I run r_valgrind "dev/test_get_alpha.r" or the corresponding test from the project’s root in a new terminal (bash).

This works because I previously defined this in .bashrc, to make it work you need to run source ~/.bashrc or reboot:

function r_debug_symbols () {
    # if src/Makevars does not exist, exit
    if [ ! -f src/Makevars ]; then
        echo "File src/Makevars does not exist"
        return 1
    fi

    # if src/Makevars contains a line that says "PKG_CPPFLAGS"
    # but there is no "-UDEBUG -g" on it
    # then add "PKG_CPPFLAGS += -UDEBUG -g" at the end
    if grep -q "PKG_CPPFLAGS" src/Makevars; then
        if ! grep -q "PKG_CPPFLAGS.*-UDEBUG.*-g" src/Makevars; then
            echo "PKG_CPPFLAGS += -UDEBUG -g" >> src/Makevars
        fi
    fi

    # if src/Makevars does not contain a line that reads
    # PKG_CPPFLAGS ...something... -UDEBUG -g ...something...
    # then add PKG_CPPFLAGS = -UDEBUG -g to it
    if ! grep -q "PKG_CPPFLAGS.*-UDEBUG.*-g" src/Makevars; then
        echo "PKG_CPPFLAGS = -UDEBUG -g" >> src/Makevars
    fi
}

function r_valgrind () {
    # if no argument is provided, ask for a file
    if [ -z "$1" ]; then
        read -p "Enter the script to debug: " script
    else
        script=$1
    fi

    # if no output file is provided, use the same filename but ended in txt
    if [ -z "$2" ]; then
        output="${script%.*}.txt"
    else
        output=$2
    fi

    # if the file does not exist, exit
    if [ ! -f "$script" ]; then
        echo "File $script does not exist"
        return 1
    fi

    # if the file does not end in .R/.r, exit
    shopt -s nocasematch
    if [[ "$script" != *.R ]]; then
        echo "File $script does not end in .R or .r"
        return 1
    fi
    shopt -u nocasematch

    # run R in debug mode, but after that we compiled with debug symbols
    # see https://reside-ic.github.io/blog/debugging-memory-errors-with-valgrind-and-gdb/
    # R -d 'valgrind -s --leak-check=full --show-leak-kinds=all --track-origins=yes' -f $script 2>&1 | tee valgrind.txt
    R --vanilla -d 'valgrind -s --track-origins=yes' -f $script 2>&1 | tee $output
}

# create an alias for R
alias r="R"
alias rvalgrind="R --vanilla -d 'valgrind -s --track-origins=yes'"

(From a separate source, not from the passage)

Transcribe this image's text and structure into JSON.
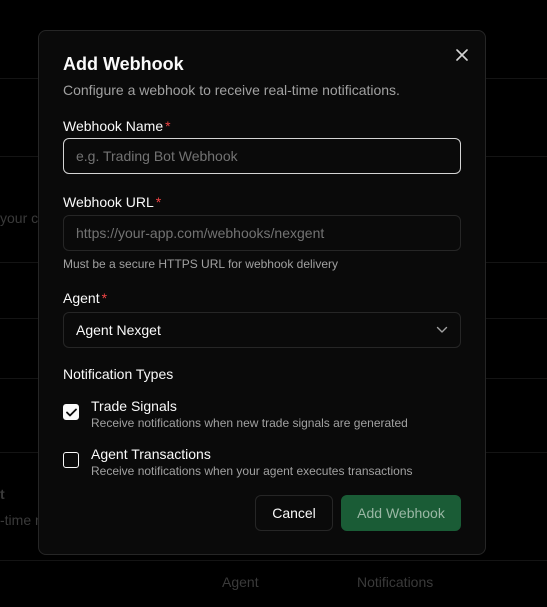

r_debug_symbols() makes everything slower, but makes sure that all compiler optimizations are disabled and then valgrind will point us to the lines that create memory leaks.

r_valgrind() will run an R script and use Linux system tools to test for initialized values and all kinds of problems that result in memory leaks.

When you are ready testing, you need to remove -UDEGUG from src/Makevars.